Water plants enhance any pool. We have a water lily in each pool. One pool also has variegated water iris that blooms in summer with purple flowers. We have, also, arrowhead, a native plant, and an unnamed little yellow blooming plant with single flowers 2 inches across filched from a wild swamp. Cannas also make fine water plants, but will need wintering over in a garage or basement. All the other plants mentioned winter over in situ in pots in the water. There are a number of other plants that are generally found on ground that will survive potted and submerged in water.

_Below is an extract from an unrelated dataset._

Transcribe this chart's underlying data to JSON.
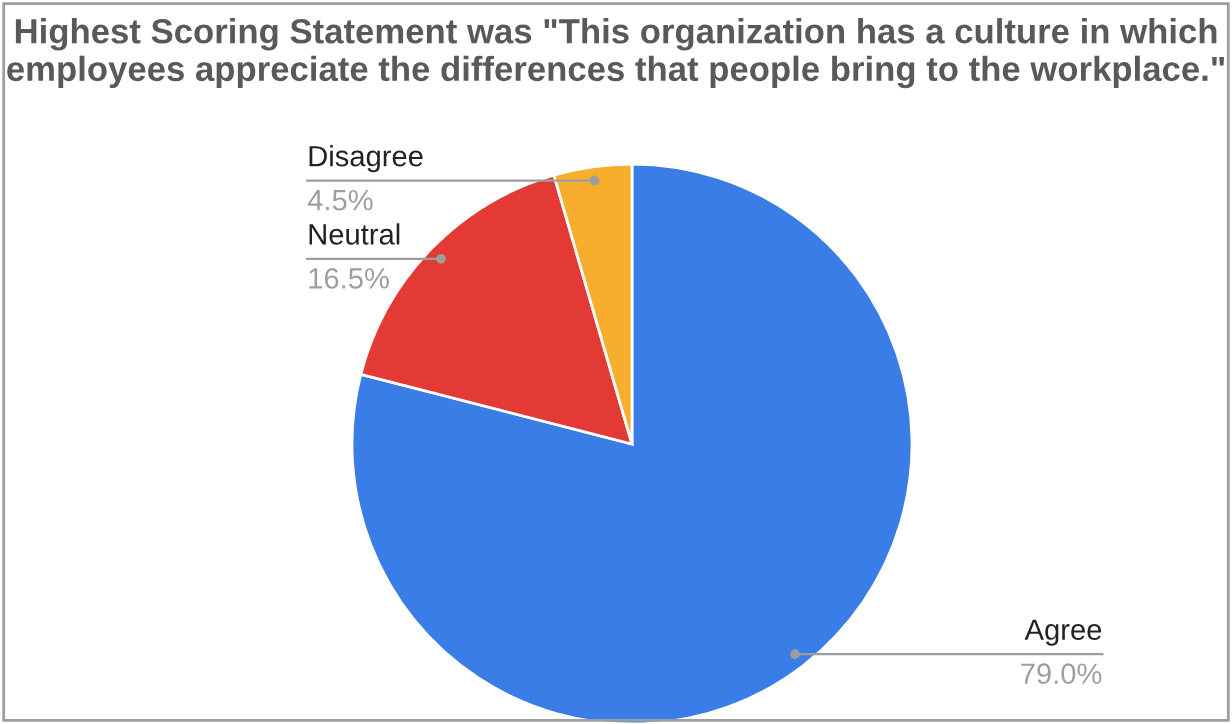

It is best to site a pool in full sun for the most flowering from plants. Even light shade will diminish flowering from most plants.
Goldfish are generally easy if protected from raccoons and cats. They do not need to be fed, for they will subsist easily on native insects and pond litter. Overfeeding is a big problem sometimes, and excess commercial fish food clouds the water.
Koi, Japanese carp, are often seen in large ponds and grow to two feet long or more. In a small pool, they won’t get that big, but they tend to roil up the water. Common goldfish can be had that are almost as decorative as koi.
Moving water, even in small amounts, seems to generate excitement. Just be sure your ornamental pool fits its surroundings and doesn’t stick out like a sore thumb. Fit it in with its neighboring garden.